Home » Changes coming to Kentucky’s call-before-you-dig law

Changes coming to Kentucky’s call-before-you-dig law

FRANKFORT, Ky. (May 18, 2018) – Beginning July 14, the Kentucky Public Service Commission (PSC) will investigate excavation damage to natural gas or hazardous liquid lines to determine whether it was caused by violations of Kentucky’s call-before-you-dig law.

Under a change to the law that takes effect July 14, the PSC will be able to impose financial penalties if violations are uncovered.

PSC Chairman Michael Schmitt said that the stepped-up enforcement of the call-before-you-dig statutes and regulations reflects a greater emphasis nationally and at the state level on pipeline safety.

“This new law brings Kentucky into line with federal standards, which the PSC enforces under an agreement with the US Department of Transportation,” he said. “More importantly, it is an effort to significantly improve public safety by reducing the unacceptably high number of dangerous dig-in incidents involving natural gas pipelines.”

Like every other state, Kentucky has a statewide 811 service that, by law, must be called at least two working days prior to beginning excavation. This advance notification is intended to allow ample time for utility lines to be located and marked so that excavation can proceed safely. Natural gas providers and hazardous liquid pipeline operators are required to provide the location of their lines to the 811 center.

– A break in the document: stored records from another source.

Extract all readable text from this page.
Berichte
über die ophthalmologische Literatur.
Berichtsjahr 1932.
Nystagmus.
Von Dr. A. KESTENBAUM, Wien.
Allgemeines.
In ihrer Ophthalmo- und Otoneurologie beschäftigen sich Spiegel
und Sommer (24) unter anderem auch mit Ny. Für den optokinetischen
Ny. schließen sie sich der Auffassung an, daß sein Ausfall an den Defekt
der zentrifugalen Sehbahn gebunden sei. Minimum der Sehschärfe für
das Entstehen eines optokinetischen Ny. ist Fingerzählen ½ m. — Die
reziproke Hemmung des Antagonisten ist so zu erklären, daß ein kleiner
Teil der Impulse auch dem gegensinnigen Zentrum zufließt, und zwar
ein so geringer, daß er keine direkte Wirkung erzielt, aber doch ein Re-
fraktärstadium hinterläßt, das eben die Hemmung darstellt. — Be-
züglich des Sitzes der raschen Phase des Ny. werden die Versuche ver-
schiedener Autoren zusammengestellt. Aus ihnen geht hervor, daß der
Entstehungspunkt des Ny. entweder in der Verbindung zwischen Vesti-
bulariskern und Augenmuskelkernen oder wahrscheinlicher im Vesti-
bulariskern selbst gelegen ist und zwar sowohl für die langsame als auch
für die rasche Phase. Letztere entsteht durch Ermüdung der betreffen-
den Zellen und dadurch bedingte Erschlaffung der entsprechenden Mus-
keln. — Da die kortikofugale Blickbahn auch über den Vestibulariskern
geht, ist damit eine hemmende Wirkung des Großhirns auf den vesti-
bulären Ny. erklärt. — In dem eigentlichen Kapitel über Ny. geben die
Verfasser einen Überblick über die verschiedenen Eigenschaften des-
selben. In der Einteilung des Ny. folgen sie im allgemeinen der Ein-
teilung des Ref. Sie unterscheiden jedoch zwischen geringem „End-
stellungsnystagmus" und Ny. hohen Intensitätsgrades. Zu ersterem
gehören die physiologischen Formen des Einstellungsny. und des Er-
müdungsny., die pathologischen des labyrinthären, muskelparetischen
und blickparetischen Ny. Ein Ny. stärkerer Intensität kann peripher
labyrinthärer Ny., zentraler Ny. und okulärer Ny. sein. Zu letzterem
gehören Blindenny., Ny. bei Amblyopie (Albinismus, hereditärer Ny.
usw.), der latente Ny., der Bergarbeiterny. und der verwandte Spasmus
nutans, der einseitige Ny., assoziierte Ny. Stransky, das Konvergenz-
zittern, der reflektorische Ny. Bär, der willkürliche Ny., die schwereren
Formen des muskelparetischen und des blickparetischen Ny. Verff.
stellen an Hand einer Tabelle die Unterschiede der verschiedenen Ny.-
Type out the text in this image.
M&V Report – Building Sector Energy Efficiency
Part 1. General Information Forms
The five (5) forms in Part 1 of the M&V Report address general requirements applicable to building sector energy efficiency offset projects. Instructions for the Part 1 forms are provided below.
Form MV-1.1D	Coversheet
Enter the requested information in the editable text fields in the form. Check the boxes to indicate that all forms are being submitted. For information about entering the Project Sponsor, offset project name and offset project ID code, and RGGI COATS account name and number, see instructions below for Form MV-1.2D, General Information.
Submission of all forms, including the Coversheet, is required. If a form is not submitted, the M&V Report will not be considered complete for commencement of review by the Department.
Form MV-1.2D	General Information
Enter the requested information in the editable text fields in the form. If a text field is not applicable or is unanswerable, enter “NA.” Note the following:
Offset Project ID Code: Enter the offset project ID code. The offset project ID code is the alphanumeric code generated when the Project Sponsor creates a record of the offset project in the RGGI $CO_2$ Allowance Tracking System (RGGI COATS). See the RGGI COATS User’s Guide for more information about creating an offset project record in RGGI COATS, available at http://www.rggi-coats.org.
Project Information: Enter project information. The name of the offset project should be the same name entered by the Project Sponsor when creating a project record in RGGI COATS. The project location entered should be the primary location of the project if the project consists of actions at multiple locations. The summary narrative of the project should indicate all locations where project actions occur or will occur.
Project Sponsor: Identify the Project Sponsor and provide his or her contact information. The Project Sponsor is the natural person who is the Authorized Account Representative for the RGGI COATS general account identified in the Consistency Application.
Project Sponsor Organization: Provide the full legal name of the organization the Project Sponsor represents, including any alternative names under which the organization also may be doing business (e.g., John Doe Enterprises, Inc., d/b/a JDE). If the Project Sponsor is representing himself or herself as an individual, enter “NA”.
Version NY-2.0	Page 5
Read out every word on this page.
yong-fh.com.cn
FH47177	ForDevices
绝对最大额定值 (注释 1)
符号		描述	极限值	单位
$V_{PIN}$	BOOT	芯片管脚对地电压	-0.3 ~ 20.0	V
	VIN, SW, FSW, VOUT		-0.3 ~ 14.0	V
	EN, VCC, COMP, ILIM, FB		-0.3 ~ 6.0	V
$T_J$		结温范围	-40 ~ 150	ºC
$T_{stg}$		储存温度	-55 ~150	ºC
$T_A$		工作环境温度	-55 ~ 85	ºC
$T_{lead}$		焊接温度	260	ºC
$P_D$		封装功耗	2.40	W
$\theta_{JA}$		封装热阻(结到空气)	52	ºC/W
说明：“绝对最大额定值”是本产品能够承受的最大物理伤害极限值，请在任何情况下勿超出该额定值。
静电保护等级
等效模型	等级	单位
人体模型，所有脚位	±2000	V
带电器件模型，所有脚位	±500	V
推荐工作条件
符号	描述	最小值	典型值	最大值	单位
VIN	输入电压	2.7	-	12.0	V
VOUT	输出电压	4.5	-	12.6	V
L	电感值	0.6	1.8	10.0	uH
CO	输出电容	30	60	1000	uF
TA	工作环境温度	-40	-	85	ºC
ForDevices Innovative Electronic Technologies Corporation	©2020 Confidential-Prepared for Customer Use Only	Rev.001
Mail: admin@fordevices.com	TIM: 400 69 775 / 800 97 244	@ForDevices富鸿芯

The new law (Senate Bill 104), enacted by the Kentucky General Assembly and signed by Governor Matt Bevin, gives the PSC the authority to enforce existing provisions in Kentucky statutes that are intended to protect natural gas and hazardous liquids pipelines. The PSC will investigate incidents of damage to pipelines to determine whether a location request to 811 was made in a timely manner, whether the pipeline was located accurately and properly, and whether the excavation was conducted safely.

Excavators, including homeowners, could be penalized for not calling 811, ignoring location markers or using improper excavation methods. Operators could be penalized for not responding to requests to locate lines or for improperly or inaccurately locating or marking underground facilities.

Penalties are up to $1,250 for a first violation, $2,000 for a second violation, and $4,000 for subsequent violations.

“Not every incident in which a gas line is hit will result in a violation being issued and a penalty assessed, especially if 811 has been called,” said John Lyons, director of the PSC division of Inspections, which will investigate incidents. “However, a failure to call 811 will trigger an enforcement action.”

About 240 entities operate natural gas or hazardous liquid pipelines in Kentucky. They include local gas distribution companies fully regulated by the PSC and municipal natural gas providers and other entities such as housing authorities that are regulated by the PSC for safety only.

In 2017, there were more than 1,200 incidents in Kentucky in which a gas line was damaged during an excavation. A PSC review of a sampling of the damage reports indicates that:

  • Contractors and other professional excavators were responsible for 85 percent of the incidents, with water and sewer line repairs, building construction, swimming pool installation, and irrigation system installation among the most common causes.
  • Homeowners accounted for the remaining 15 percent of incidents. The most common causes were installation of mailboxes or fencing, landscaping work, and water or sewer line repairs.
  • Causes of damage included a failure to call 811, improper location by the operator of the pipeline, or careless excavation.

PSC Executive Director Gwen R. Pinson said the PSC has begun making organizational changes in order to fulfill its new responsibilities to investigate and enforce the requirement to call 811 prior to beginning an excavation. The PSC also has launched an extensive public outreach effort, she said.

“We will be meeting with key stakeholder groups, including natural gas providers and the construction industry, to make sure that everyone understands the changes to the law,” Pinson explained. “The PSC also will require natural gas distribution companies to communicate with their customers about these changes.”

The PSC is an independent agency attached for administrative purposes to the Energy and Environment Cabinet. It regulates more than 1,100 gas, water, sewer, electric and telecommunication utilities operating in Kentucky.